Their plan was to stay in Cuba until their U.S. visas were approved. They had landing certificates for Cuba that were provided by a Cuban official who resigned over corruption.
Because of that, they were denied entry in Cuba.
There were negotiations with the-then-president of Cuba, but he refused to allow the passengers to enter the country, with the exception of 28 passengers who had valid US visas and entry documents.
The ship turned around, sailing right past Miami. Passengers tried to cable President Franklin D. Roosevelt, but got no response.
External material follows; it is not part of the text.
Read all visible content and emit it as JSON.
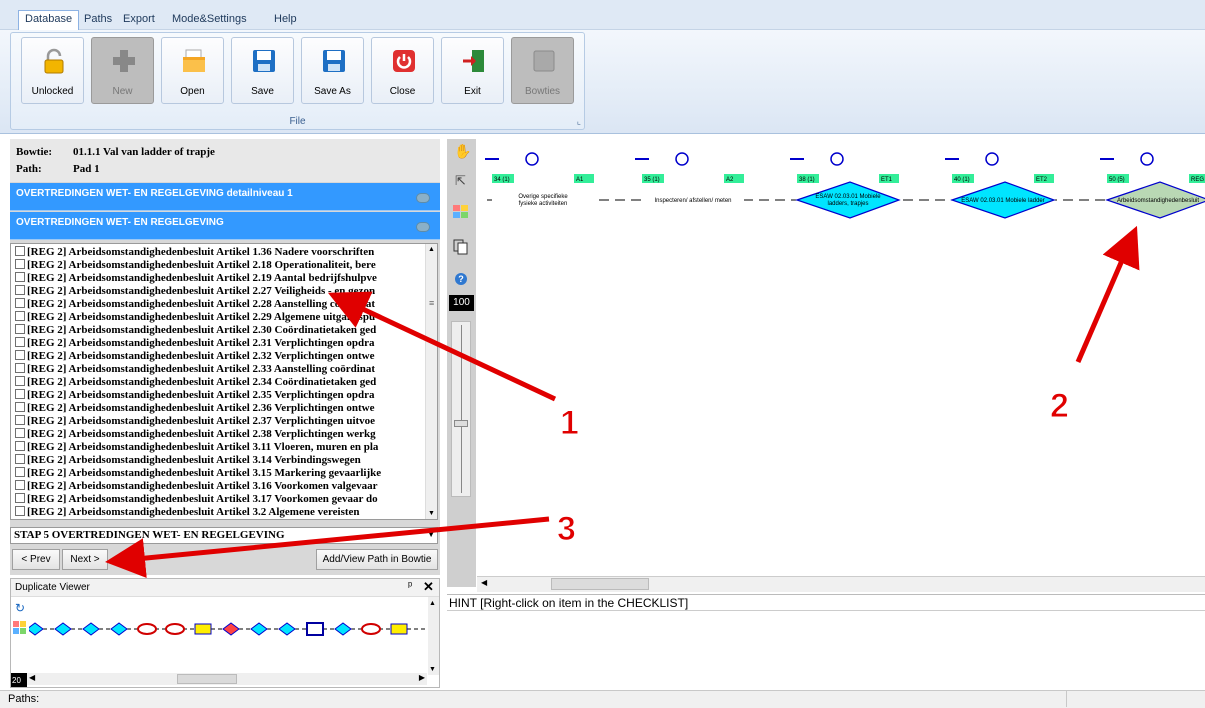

One passenger got a telegram from the US State Department telling them to "await their turns on the waiting list and qualify for and obtain immigration visas before they may be admissible into the United States."
While some politicians and advocates tried to get them access to safety, they were ultimately sent back to Europe.
This was partly due to U.S. immigration policy, which limited the amount of immigrants allowed entry.
When they returned to Europe, Jewish organizations were able to set it up so that they didn't have to go back to Germany. They were split between Great Britain, the Netherlands, Belgium and France.
But over the course of World War II, not all of those countries were safe.
By the German invasion in 1940, 532 people who were turned around in Cuba remained in Western Europe.
The people in England survived save one, who died in an air raid.
254 people -- about half of those stuck in Western Europe after being rejected by Cuba and the United States -- were killed.
This is a stark reminder of how immigration policies and fear of refugees often ends in death.
These people were seeking safety for their lives, and the United States turned them away because of immigration policy.